Going to a uni open day is like going to a show. There are food vans, exhibitions and demonstrations and interesting people to meet, who WANT to convince you that their course is fantastic.

Curtin University Open Day

Check out the Worksheets at the bottom of this post.

Year 9 Tips

Start learning about life at university in Year 9. Check out the food vans. Listen to the music. Go into buildings and see the latest tech tools, computer games and research. Find the library, the shops and the toilets.

Year 10 Tips

Explore and Experience Try stuff. There will be people inviting you to engage with practical experiences in their subject. It could be VR. It could be checking out the latest medical research, making a short movie using their studio. All faculties will have practical experiences for you to engage with.  Do it now.

Year 11 Tips

Get an authentic experience.

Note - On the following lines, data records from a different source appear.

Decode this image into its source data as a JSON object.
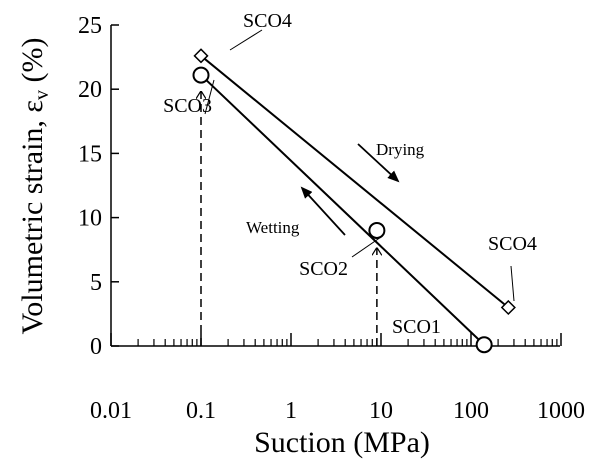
{
  "chart_data": {
    "type": "line",
    "xlabel": "Suction (MPa)",
    "ylabel": "Volumetric strain, ε",
    "ylabel_subscript": "v",
    "ylabel_unit": " (%)",
    "x_scale": "log",
    "xlim": [
      0.01,
      1000
    ],
    "ylim": [
      0,
      25
    ],
    "grid": false,
    "x_ticks": [
      {
        "value": 0.01,
        "label": "0.01"
      },
      {
        "value": 0.1,
        "label": "0.1"
      },
      {
        "value": 1,
        "label": "1"
      },
      {
        "value": 10,
        "label": "10"
      },
      {
        "value": 100,
        "label": "100"
      },
      {
        "value": 1000,
        "label": "1000"
      }
    ],
    "y_ticks": [
      {
        "value": 0,
        "label": "0"
      },
      {
        "value": 5,
        "label": "5"
      },
      {
        "value": 10,
        "label": "10"
      },
      {
        "value": 15,
        "label": "15"
      },
      {
        "value": 20,
        "label": "20"
      },
      {
        "value": 25,
        "label": "25"
      }
    ],
    "series": [
      {
        "marker": "diamond",
        "points": [
          {
            "x": 0.1,
            "y": 22.6,
            "label": "SCO4"
          },
          {
            "x": 260,
            "y": 3.0,
            "label": "SCO4"
          }
        ]
      },
      {
        "marker": "circle",
        "points": [
          {
            "x": 0.1,
            "y": 21.1,
            "label": "SCO3"
          },
          {
            "x": 9,
            "y": 9.0,
            "label": "SCO2"
          },
          {
            "x": 140,
            "y": 0.1,
            "label": "SCO1"
          }
        ]
      }
    ],
    "dashed_guides": [
      {
        "x": 0.1,
        "y_from": 0,
        "y_to": 19.8
      },
      {
        "x": 9,
        "y_from": 0,
        "y_to": 7.6
      }
    ],
    "annotations": {
      "drying": "Drying",
      "wetting": "Wetting"
    }
  }
}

Engage with current students. Build on what you have learned in years 9 and 10 visits by asking questions of both students, academics and staff.  Check out presentations and exhibitions to see what you will gain most from and register for them, or just make a schedule of where to be and at what time.

Year 12 Tips

This is it. You need to be able to build from your other Open Day experiences. You will know what faculties to visit, and you will have a range of questions to ask. By now you should have narrowed down your options and you will be able to ask specific questions about subjects, industry engagement opportunities, mentors, support programs etc. You will know which presentations and demonstrations you need to revisit.